Councillor Jon Clempner, Leader of Harlow Council, said: “We have worked hard to propose a budget which addresses residents’ priorities and protects services from both closure or cuts. Last summer we carried out an extensive public consultation and we were determined to make sure we listened and responded to what the community told us. Spending on key priority areas for residents like parks, playgrounds, open spaces, tackling anti-social behaviour and street cleaning have been protected and we are investing in the regeneration of Harlow which is another priority for the community.
“This year’s Council Tax increase will be used to address a major concern for the community which is constantly raised by residents and that is turning Essex County Council street lights back on. The increase of 7p a week for the average Council Taxpayer in Harlow will generate £100,000 to cover the cost of the County Council turning the street lights on between midnight and 5am.”

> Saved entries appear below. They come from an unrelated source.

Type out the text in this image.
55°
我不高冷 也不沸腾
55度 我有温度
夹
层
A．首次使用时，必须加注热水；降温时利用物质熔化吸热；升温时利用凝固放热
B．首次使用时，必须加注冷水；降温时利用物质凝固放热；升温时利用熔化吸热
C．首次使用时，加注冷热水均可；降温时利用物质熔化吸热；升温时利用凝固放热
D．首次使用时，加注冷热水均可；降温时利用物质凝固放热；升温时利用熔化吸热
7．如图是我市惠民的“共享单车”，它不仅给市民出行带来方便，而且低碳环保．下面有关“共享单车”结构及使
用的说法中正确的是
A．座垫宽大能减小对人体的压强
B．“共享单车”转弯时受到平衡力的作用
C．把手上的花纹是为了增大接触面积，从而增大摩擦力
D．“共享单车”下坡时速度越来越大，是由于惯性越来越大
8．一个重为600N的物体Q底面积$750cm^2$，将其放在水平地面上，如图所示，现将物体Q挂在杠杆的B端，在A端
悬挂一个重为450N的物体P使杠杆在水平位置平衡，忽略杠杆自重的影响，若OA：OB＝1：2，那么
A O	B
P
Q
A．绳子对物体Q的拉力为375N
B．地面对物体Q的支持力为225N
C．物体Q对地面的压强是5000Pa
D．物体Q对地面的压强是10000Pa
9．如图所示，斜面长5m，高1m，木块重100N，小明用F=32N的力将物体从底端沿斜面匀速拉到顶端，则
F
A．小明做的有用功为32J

Councillor Mike Danvers, Cabinet Portfolio Holder for Resources, added: “We have looked at every single Council budget to see where money can be saved and see how we can fund services, protect jobs and meet residents’ priorities following last year’s public consultation. This year we have also managed to protect all services from closure and cuts which I don’t think will be the case for many other Councils. We are proposing a balanced budget while meeting significant cuts as a result of reduced grants from the Government.
“We are very aware that the Government’s on-going cuts in the funding of the Council means that tough decisions will continue to be taken in the coming years and we will continue to do what we can to protect those services which are most important to residents.
Council services are funded with money from Government grants, share of Council Tax and business rates and income from services. The Council’s Government grant, which funds nearly half (46%) of the Council’s services (not including Council housing), has reduced by nearly 50% from 2011 to 2014/15. When combined with the Government’s provisional funding level for 2015/16 this will mean that Harlow has seen a loss of over 65% in its centrally funded grant.
Although Harlow Council collects Council Tax on behalf of Essex County Council, Essex Police Crime & Commissioner and Essex Fire & Rescue Harlow Council only keeps £17 of every £100 collected. The rest goes to the other organisations.